Volunteers make quick work of cemetery cleanup

By: 
David Peck

An old saying goes, “Many hands make light work,” and that was certainly the case on Saturday as a couple dozen citizen volunteers gathered at the Sand Draw Cemetery east of Lovell to spruce up the grounds for a project organized by the Lovell-Kane Area Museum board of directors.

Museum board president Karen Spragg said several people asked Spragg and other board members last spring why the historic cemetery was in such bad shape and wasn’t being taken care of. Spragg reached out to county commissioner Bruce Jolley to see if ownership could be determined, and Jolley discovered that the county actually owned the property because of taxes owed decades ago.

Spragg and Jolley worked with Eric and Chadell Smith, whose family had interest in the cemetery years ago, and Spragg and the Smiths met with the commissioners in September and signed papers to transfer ownership to the museum as a donation from the county.

“This is Lovell’s first cemetery, as far as I know,” Spragg said, noting that there are names representing 19 known graves listed on the cemetery information sign. She said Annella Prosser volunteered to start researching the history of each person buried in the cemetery.

With ownership transferred, Spragg and the museum board scheduled a cleanup day for October 12 and put out the word for volunteers to clear and burn brush and weeds at the site.
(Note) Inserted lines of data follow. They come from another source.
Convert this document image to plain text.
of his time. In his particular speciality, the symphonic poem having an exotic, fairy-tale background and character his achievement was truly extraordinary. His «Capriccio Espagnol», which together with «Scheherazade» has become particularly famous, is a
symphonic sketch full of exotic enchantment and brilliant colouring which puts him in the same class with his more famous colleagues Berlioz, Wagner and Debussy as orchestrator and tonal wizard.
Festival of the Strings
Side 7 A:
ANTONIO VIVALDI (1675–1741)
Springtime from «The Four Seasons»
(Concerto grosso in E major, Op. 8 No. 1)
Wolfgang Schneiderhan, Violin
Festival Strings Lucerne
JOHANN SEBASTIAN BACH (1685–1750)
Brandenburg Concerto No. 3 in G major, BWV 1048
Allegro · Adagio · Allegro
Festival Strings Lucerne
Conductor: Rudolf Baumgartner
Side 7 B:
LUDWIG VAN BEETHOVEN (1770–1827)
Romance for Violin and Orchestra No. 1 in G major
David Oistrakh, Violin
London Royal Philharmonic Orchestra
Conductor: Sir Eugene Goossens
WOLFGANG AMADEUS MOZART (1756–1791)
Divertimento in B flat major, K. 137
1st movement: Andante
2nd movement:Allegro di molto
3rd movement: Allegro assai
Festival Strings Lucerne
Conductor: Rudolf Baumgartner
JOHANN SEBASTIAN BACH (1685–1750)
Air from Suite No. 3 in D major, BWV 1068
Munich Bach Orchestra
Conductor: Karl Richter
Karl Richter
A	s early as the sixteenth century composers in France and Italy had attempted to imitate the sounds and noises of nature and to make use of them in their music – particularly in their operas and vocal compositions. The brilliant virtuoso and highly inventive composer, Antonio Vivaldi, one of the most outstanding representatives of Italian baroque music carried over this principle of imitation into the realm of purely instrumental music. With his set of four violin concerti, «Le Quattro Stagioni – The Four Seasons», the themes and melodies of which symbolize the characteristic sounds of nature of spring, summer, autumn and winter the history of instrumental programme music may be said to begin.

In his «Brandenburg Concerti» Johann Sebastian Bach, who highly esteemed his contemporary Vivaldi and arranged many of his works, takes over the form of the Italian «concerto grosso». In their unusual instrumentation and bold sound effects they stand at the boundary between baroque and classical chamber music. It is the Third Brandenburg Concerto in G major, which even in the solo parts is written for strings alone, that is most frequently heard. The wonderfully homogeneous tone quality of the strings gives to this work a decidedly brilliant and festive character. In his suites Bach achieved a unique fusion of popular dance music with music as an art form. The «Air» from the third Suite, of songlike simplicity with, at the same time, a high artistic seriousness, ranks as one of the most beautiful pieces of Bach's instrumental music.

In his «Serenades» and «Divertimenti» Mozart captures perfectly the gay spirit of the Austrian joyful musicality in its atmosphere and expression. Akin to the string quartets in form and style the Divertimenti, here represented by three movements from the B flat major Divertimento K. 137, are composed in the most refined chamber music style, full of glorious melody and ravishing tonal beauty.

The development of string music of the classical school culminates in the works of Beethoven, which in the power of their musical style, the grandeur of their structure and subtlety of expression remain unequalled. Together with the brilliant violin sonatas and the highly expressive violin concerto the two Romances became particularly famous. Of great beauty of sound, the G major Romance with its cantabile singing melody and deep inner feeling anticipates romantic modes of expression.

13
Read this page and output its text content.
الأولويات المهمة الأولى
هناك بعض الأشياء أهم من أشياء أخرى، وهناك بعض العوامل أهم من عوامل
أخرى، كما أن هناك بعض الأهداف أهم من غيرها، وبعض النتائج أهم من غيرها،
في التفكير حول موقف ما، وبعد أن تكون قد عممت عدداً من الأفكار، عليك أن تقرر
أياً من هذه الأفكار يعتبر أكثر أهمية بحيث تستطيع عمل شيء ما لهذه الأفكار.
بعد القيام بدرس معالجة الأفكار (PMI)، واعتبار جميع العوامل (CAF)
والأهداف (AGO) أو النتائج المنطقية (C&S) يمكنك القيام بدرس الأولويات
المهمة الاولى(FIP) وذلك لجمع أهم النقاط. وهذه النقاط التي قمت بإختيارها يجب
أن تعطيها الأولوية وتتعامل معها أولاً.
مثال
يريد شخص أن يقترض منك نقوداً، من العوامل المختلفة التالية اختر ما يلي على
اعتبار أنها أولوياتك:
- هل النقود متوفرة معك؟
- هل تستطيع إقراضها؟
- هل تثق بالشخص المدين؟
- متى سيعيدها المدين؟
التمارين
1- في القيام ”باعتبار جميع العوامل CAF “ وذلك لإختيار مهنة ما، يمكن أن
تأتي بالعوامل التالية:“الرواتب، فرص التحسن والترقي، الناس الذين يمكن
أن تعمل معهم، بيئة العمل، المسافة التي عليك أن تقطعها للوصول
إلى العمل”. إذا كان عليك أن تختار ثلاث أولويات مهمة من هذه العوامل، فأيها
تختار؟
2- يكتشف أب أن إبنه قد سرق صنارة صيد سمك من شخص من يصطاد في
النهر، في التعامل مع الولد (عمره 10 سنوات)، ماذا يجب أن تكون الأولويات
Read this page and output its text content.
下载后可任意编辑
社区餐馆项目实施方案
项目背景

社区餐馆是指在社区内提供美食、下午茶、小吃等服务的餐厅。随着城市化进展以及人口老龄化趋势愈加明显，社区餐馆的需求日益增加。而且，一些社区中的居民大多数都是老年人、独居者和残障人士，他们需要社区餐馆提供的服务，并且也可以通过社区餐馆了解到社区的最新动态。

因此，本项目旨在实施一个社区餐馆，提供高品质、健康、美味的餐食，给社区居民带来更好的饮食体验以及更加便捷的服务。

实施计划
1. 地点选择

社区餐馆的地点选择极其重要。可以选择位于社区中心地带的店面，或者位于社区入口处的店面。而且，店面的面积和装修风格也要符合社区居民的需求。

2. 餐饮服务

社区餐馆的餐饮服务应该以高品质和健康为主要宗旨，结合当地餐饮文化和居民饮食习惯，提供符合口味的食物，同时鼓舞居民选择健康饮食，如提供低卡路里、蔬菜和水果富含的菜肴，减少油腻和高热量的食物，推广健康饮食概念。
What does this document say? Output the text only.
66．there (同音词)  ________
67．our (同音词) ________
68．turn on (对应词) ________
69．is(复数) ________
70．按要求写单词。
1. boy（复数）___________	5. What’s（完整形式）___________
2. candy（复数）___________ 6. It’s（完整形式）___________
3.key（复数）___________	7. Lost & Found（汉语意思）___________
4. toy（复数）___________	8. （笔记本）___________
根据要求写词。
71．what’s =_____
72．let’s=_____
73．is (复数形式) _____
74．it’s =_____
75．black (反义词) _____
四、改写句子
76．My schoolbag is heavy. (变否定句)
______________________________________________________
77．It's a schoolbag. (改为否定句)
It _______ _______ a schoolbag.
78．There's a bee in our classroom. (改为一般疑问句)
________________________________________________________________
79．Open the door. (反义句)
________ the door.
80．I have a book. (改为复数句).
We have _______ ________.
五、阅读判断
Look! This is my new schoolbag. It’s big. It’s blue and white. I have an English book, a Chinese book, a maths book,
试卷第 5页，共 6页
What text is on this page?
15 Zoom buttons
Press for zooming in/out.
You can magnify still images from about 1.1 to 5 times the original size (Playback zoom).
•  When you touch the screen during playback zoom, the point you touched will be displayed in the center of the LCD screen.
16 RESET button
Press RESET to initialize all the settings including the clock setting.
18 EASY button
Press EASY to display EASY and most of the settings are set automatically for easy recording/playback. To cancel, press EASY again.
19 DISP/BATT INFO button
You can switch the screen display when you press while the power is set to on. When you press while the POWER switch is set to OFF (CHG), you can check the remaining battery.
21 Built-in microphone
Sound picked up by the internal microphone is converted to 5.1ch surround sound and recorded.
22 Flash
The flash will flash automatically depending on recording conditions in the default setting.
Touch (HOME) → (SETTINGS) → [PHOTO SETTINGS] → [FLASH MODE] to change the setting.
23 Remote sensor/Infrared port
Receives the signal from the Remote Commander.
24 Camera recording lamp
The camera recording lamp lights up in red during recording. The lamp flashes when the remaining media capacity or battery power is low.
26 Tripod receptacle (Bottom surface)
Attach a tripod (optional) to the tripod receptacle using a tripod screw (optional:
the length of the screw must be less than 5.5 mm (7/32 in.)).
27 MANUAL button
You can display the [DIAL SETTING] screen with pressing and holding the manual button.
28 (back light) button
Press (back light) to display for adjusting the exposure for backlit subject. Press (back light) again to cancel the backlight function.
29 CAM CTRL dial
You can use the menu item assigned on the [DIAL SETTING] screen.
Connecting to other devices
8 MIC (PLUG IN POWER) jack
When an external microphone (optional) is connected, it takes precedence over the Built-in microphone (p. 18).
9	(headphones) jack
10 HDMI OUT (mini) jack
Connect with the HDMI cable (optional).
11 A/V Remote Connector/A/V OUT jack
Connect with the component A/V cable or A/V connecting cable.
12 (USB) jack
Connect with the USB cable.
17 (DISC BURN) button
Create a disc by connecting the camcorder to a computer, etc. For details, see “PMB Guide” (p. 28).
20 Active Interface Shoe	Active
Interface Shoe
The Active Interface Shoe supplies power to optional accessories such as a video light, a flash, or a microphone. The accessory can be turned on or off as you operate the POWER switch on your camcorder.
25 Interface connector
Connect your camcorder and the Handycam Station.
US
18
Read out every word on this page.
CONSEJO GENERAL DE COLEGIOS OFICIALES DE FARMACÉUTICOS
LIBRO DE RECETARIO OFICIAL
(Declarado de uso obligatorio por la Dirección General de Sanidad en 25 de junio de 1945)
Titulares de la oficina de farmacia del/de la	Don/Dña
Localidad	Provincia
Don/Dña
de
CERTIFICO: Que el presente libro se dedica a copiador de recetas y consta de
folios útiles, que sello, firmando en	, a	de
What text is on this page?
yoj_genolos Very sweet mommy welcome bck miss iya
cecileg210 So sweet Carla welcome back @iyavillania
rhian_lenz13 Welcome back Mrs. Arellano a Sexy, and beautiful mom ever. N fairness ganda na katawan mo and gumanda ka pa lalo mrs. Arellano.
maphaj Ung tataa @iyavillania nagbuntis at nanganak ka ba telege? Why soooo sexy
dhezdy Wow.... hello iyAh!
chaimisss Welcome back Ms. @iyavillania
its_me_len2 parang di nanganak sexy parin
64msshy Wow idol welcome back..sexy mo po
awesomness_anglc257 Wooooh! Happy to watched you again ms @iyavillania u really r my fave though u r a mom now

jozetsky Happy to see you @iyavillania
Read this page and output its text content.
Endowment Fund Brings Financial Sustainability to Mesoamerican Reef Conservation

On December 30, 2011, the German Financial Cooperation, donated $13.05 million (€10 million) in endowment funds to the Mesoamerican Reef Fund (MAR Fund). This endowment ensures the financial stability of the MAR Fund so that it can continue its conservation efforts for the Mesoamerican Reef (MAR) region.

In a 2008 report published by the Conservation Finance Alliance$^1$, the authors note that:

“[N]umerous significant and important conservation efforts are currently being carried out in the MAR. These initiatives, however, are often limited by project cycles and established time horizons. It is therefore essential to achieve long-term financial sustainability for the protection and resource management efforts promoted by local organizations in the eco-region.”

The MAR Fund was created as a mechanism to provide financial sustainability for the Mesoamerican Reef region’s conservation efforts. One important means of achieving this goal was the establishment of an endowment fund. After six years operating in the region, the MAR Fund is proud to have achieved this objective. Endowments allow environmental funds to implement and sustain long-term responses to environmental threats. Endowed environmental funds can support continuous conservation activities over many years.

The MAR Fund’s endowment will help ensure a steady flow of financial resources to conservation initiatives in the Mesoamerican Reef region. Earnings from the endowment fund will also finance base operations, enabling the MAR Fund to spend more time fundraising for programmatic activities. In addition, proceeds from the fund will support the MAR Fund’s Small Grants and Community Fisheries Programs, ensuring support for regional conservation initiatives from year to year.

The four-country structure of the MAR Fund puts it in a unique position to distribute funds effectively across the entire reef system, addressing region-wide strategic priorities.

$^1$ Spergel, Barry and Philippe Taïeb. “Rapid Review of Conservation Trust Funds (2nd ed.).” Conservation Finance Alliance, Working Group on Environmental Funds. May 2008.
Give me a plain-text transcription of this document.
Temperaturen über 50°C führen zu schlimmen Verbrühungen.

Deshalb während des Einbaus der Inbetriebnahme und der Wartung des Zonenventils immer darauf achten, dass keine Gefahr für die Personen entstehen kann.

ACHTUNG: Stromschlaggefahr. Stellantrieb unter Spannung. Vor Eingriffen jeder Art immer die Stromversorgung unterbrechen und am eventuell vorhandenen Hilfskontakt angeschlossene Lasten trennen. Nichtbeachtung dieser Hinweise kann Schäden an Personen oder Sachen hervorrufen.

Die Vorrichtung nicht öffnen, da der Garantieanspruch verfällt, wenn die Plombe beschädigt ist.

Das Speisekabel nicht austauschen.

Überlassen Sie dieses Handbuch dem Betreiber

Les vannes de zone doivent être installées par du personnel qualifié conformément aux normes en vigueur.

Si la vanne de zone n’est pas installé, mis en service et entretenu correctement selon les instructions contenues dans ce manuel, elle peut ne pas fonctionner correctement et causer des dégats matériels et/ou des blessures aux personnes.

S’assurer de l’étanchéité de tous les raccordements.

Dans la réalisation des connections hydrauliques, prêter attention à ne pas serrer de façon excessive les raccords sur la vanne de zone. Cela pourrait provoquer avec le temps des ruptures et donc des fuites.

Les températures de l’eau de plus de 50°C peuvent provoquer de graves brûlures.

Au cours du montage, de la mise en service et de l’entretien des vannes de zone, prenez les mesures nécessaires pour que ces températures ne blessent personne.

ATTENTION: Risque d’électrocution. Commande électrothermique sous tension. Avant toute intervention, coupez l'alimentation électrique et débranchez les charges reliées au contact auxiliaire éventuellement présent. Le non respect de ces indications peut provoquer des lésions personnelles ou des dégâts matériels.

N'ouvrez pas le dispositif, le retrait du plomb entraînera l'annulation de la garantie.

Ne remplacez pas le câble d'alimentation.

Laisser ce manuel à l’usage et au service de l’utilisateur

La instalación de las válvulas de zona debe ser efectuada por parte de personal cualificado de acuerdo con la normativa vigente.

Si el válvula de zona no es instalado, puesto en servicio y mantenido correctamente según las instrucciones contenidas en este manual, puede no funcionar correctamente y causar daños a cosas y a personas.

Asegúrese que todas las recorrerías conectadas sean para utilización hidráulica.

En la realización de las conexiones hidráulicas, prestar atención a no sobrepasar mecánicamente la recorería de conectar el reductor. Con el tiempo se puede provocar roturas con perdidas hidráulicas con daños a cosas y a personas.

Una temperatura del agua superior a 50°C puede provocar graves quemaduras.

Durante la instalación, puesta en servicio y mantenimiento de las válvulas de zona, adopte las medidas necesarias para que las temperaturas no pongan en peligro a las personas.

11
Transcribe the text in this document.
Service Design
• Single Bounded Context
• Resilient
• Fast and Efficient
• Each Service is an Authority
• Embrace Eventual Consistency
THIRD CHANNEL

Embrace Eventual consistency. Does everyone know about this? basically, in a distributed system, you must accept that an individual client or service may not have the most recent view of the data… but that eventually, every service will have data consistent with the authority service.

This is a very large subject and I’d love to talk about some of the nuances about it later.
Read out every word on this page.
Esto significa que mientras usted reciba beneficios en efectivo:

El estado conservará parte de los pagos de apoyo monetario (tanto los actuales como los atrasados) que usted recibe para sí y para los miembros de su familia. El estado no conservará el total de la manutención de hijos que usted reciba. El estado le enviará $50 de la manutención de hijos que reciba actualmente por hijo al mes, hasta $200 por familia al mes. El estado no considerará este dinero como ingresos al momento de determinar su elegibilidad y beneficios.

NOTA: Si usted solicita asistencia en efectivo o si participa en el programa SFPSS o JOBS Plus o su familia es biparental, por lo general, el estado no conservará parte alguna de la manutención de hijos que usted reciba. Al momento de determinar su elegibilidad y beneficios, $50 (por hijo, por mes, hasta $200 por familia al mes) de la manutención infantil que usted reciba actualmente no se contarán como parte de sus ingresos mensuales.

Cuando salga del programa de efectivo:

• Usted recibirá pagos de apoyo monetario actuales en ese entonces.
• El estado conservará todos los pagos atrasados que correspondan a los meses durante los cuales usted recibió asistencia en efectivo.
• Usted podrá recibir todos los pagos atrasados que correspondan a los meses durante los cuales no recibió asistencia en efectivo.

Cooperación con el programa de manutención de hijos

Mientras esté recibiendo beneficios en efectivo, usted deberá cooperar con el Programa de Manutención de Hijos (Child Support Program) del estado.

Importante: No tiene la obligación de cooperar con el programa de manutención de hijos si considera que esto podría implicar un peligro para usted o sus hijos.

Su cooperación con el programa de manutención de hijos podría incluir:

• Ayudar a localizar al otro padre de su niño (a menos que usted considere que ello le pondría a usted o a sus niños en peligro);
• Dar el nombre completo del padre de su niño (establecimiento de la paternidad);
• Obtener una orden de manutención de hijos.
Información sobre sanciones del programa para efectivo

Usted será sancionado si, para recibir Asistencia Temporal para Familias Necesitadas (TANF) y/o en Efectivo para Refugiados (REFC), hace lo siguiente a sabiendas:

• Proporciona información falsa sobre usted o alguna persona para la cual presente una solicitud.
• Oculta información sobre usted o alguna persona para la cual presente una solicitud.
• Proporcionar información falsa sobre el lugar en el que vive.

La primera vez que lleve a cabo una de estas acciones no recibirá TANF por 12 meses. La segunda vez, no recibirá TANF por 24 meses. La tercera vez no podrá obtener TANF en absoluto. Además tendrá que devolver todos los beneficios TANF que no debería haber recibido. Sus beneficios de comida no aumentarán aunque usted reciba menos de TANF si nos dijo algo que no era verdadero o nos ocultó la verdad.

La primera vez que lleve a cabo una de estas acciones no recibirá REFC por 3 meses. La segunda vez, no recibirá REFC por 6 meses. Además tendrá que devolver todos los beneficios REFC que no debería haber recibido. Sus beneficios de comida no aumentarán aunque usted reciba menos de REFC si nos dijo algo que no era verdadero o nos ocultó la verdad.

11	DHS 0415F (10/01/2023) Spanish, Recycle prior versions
Spragg said 26 volunteers attended the cleanup day, and the fire department came out later to make sure the fires were totally extinguished.

Spragg said she was thrilled by the turnout Saturday.

“I thought it was amazing, absolutely amazing to have that many people show up,” she said. “They all just walked to a different corner and started cutting and raking. The next step is to clean up outside the cemetery, and we’d like to mark each grave with a line of rocks. We may do further research on whether there are graves outside the fence using ground penetrating radar that Northwest College has.”

Planned for three hours, the work was done in a little over an hour, Spragg said.

“It was a good project, and it went so fast,” she said. “The whole process went so smoothly.”

And what’s the oldest grave in the cemetery? According to Prosser, that honor appears to go to John Wesley Cook, who was born in Bellefontaine, Ohio, on April 6, 1838, married Henrietta Wilson in Van Buren, Missouri, on September 14, 1971, and died April 17, 1893, in the Lovell area. Born in 1852, Henrietta died in 1931 in Longmont, Colorado. The Cooks had five daughters.